It was more like Croke Park on Leinster Final day than a Fine Gael Ardfheis.
The sunshine was borrowed from mid-summer. So was the Artane Boys Band, which performed the warm-up for the main event, marching past the Hogan (TD Phil, who introduced them) as they took the stage before Enda Kenny's speech. Outside, the Euro campaign bus of Avril Doyle, representing Wexford, went bumper to bumper with the Maireád McGuinness jeep, from Louth: the air crackling with tension between the rival groups of supporters, despite a surface appearance of bonhomie.
The mood of the occasion was as determinedly upbeat as the Artane band's tunes. "The message I'm hearing from everyone is that we're on the way back," said Nora Owen, glad-handing delegates at the entrance to the main hall. "Not us personally," quipped Mary Banotti, the veteran MEP, who is about to join her sister in retirement from public life: "We're on our way out. But Fine Gael is back. The post-election tristesse is over".
As one era ended, Banotti declared herself "gobsmacked" by the youthfulness of delegates at the ardfheis. And Owen, whose personal tristesse was the defining image of the 2002 general election, claimed that since the devastation of that result, the party had been re-energized by new, young candidates, especially in Dublin. "The target is just to get some of the new people elected."
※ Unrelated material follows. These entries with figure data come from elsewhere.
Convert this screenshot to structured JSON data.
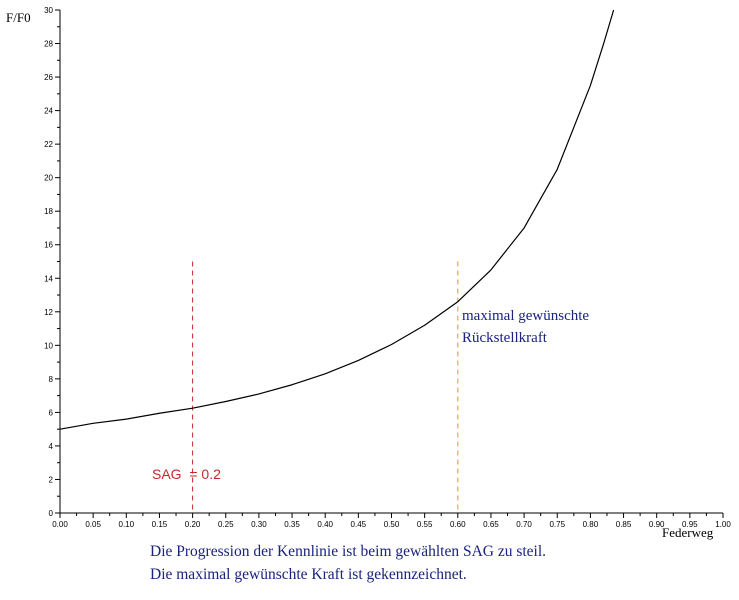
{
  "chart_data": {
    "type": "line",
    "ylabel": "F/F0",
    "xlabel": "Federweg",
    "xlim": [
      0,
      1
    ],
    "ylim": [
      0,
      30
    ],
    "x_ticks": [
      "0.00",
      "0.05",
      "0.10",
      "0.15",
      "0.20",
      "0.25",
      "0.30",
      "0.35",
      "0.40",
      "0.45",
      "0.50",
      "0.55",
      "0.60",
      "0.65",
      "0.70",
      "0.75",
      "0.80",
      "0.85",
      "0.90",
      "0.95",
      "1.00"
    ],
    "y_ticks": [
      "0",
      "2",
      "4",
      "6",
      "8",
      "10",
      "12",
      "14",
      "16",
      "18",
      "20",
      "22",
      "24",
      "26",
      "28",
      "30"
    ],
    "grid": false,
    "series": [
      {
        "color": "#000000",
        "x": [
          0.0,
          0.05,
          0.1,
          0.15,
          0.2,
          0.25,
          0.3,
          0.35,
          0.4,
          0.45,
          0.5,
          0.55,
          0.6,
          0.65,
          0.7,
          0.75,
          0.8,
          0.82,
          0.835
        ],
        "y": [
          5.0,
          5.35,
          5.6,
          5.95,
          6.25,
          6.65,
          7.1,
          7.65,
          8.3,
          9.1,
          10.05,
          11.2,
          12.6,
          14.5,
          17.0,
          20.5,
          25.5,
          28.0,
          30.0
        ]
      }
    ],
    "markers": [
      {
        "x": 0.2,
        "y_top": 15,
        "color": "#c62828",
        "label": "SAG  = 0.2"
      },
      {
        "x": 0.6,
        "y_top": 15,
        "color": "#d4a017",
        "label_lines": [
          "maximal gewünschte",
          "Rückstellkraft"
        ]
      }
    ]
  },
  "caption": {
    "line1": "Die Progression der Kennlinie ist beim gewählten SAG zu steil.",
    "line2": "Die maximal gewünschte Kraft ist gekennzeichnet."
  }
}
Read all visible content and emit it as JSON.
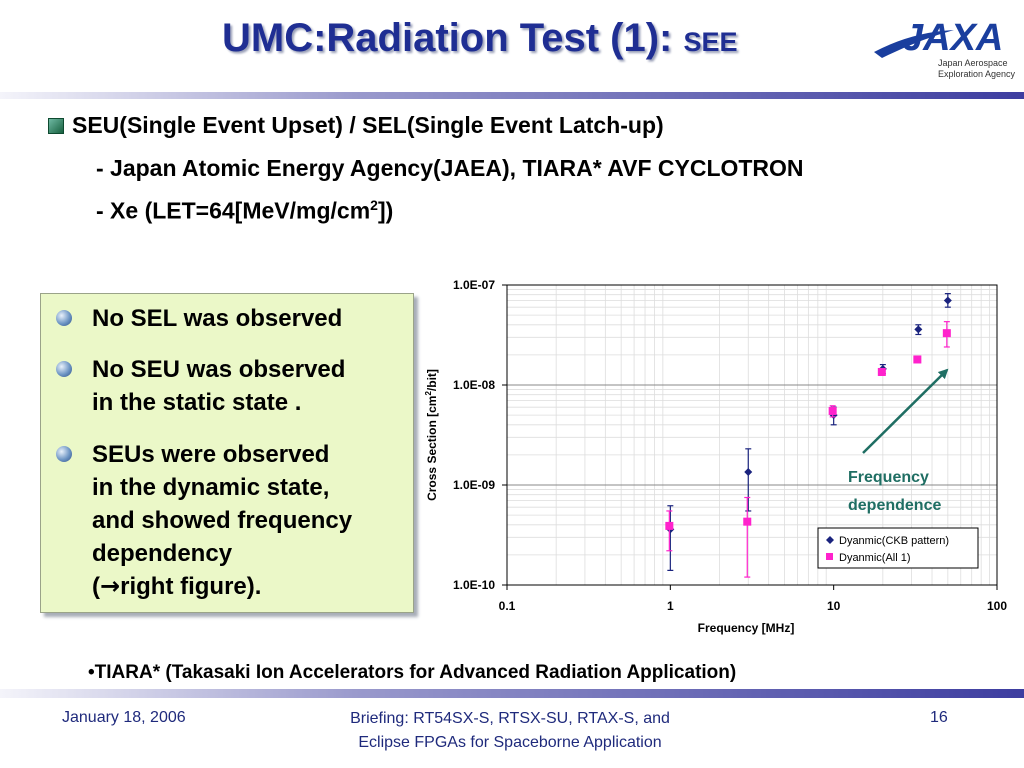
{
  "slide": {
    "title": "UMC:Radiation Test (1): ",
    "title_small": "SEE",
    "logo_text": "JAXA",
    "logo_sub1": "Japan Aerospace",
    "logo_sub2": "Exploration Agency",
    "bullet_main": "SEU(Single Event Upset) / SEL(Single Event Latch-up)",
    "bullet_sub1": "- Japan Atomic Energy Agency(JAEA), TIARA* AVF CYCLOTRON",
    "bullet_sub2_a": "- Xe (LET=64[MeV/mg/cm",
    "bullet_sub2_sup": "2",
    "bullet_sub2_b": "])",
    "box_items": [
      {
        "lines": [
          "No SEL was observed"
        ]
      },
      {
        "lines": [
          "No SEU was observed",
          "in the static state ."
        ]
      },
      {
        "lines": [
          "SEUs were observed",
          "in the dynamic state,",
          "and showed frequency",
          "dependency"
        ]
      }
    ],
    "box_last_arrow": "→",
    "box_last_text": "right figure).",
    "box_last_open": "(",
    "footnote": "•TIARA* (Takasaki Ion Accelerators for Advanced Radiation Application)",
    "footer": {
      "date": "January 18, 2006",
      "briefing_line1": "Briefing: RT54SX-S, RTSX-SU, RTAX-S, and",
      "briefing_line2": "Eclipse FPGAs for Spaceborne Application",
      "page": "16"
    }
  },
  "chart_data": {
    "type": "scatter",
    "xscale": "log",
    "yscale": "log",
    "xlim": [
      0.1,
      100
    ],
    "ylim": [
      1e-10,
      1e-07
    ],
    "xlabel": "Frequency [MHz]",
    "ylabel": "Cross Section [cm",
    "ylabel_sup": "2",
    "ylabel_end": "/bit]",
    "x_ticks": [
      "0.1",
      "1",
      "10",
      "100"
    ],
    "y_ticks": [
      "1.0E-10",
      "1.0E-09",
      "1.0E-08",
      "1.0E-07"
    ],
    "grid": true,
    "legend_position": "bottom-right",
    "annotation_line1": "Frequency",
    "annotation_line2": "dependence",
    "colors": {
      "series1": "#1a237e",
      "series2": "#ff22cc",
      "annotation": "#1f6e63"
    },
    "series": [
      {
        "name": "Dyanmic(CKB pattern)",
        "marker": "diamond",
        "x": [
          1,
          3,
          10,
          20,
          33,
          50
        ],
        "y": [
          3.6e-10,
          1.35e-09,
          5e-09,
          1.45e-08,
          3.6e-08,
          7e-08
        ],
        "y_low": [
          1.4e-10,
          5.5e-10,
          4e-09,
          1.3e-08,
          3.2e-08,
          6e-08
        ],
        "y_high": [
          6.2e-10,
          2.3e-09,
          6e-09,
          1.6e-08,
          4e-08,
          8.2e-08
        ]
      },
      {
        "name": "Dyanmic(All 1)",
        "marker": "square",
        "x": [
          1,
          3,
          10,
          20,
          33,
          50
        ],
        "y": [
          3.9e-10,
          4.3e-10,
          5.5e-09,
          1.35e-08,
          1.8e-08,
          3.3e-08
        ],
        "y_low": [
          2.2e-10,
          1.2e-10,
          4.8e-09,
          1.25e-08,
          1.7e-08,
          2.4e-08
        ],
        "y_high": [
          5.5e-10,
          7.5e-10,
          6.2e-09,
          1.45e-08,
          1.9e-08,
          4.3e-08
        ]
      }
    ]
  }
}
One of the new people, Ranelagh businessman Brian Gillen, who beat party elder Frances Fitzgerald to the nomination for the locals, put his neck on the block. "We need 25 per cent of the vote in the locals. We got 28 last time, but 25 now would be enough to stop people writing our epitaph. And we need to hold the European seat in Dublin. That's absolutely crucial - everybody knows Fine Gael in Dublin is badly rattled. But I think Gay Mitchell can do the job for us."
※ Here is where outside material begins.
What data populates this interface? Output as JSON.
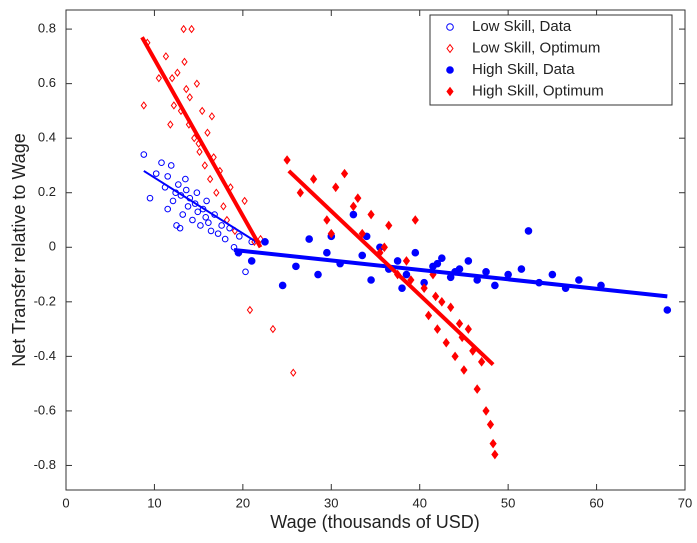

He was persuaded into politics by the dying Jim Mitchell - another devout catholic. But he says Fine Gael is still "not a great brand-name" in Dublin, and has much work to do. "Fine Gael used to be a bit holier-than-thou. It had a vision - I won't say a 'vision, with purpose' [he grins, ruefully] but it wasn't very good on the ground."
Amid all the sunshine at Citywest, a rainbow could also be seen. Enda Kenny's praise for the 1994-97 coalition - "in which myself and Pat Rabbitte worked closely" - drew cheers, as did mention of the current voting pact with Labour and the Greens. Dublin City Cllr Gerry Breen believed the co-operation between the three parties has given "solidity" to Kenny's leadership, and that despite the media's negativity, the Mayo man "is not attracting the opprobrium that Michael Noonan - unfairly, I think - suffered".
"There's an arrogance about this Government that's got up people's noses, and the fact that they're facing a drubbing explains the timing of the citizenship referendum."
To neutrals, the ardfheis appeared to climax 30 minutes too early. After the Artane Boys, speeches from Richard Bruton and Simon Coveney - both of them shedding their normally mild-mannered personalities - turned up the volume, and the crowd responded like a congregation of southern Baptists. But the party leader's address was noticeably quieter than the warm-up, and in the overheated hall, the audience seemed becalmed.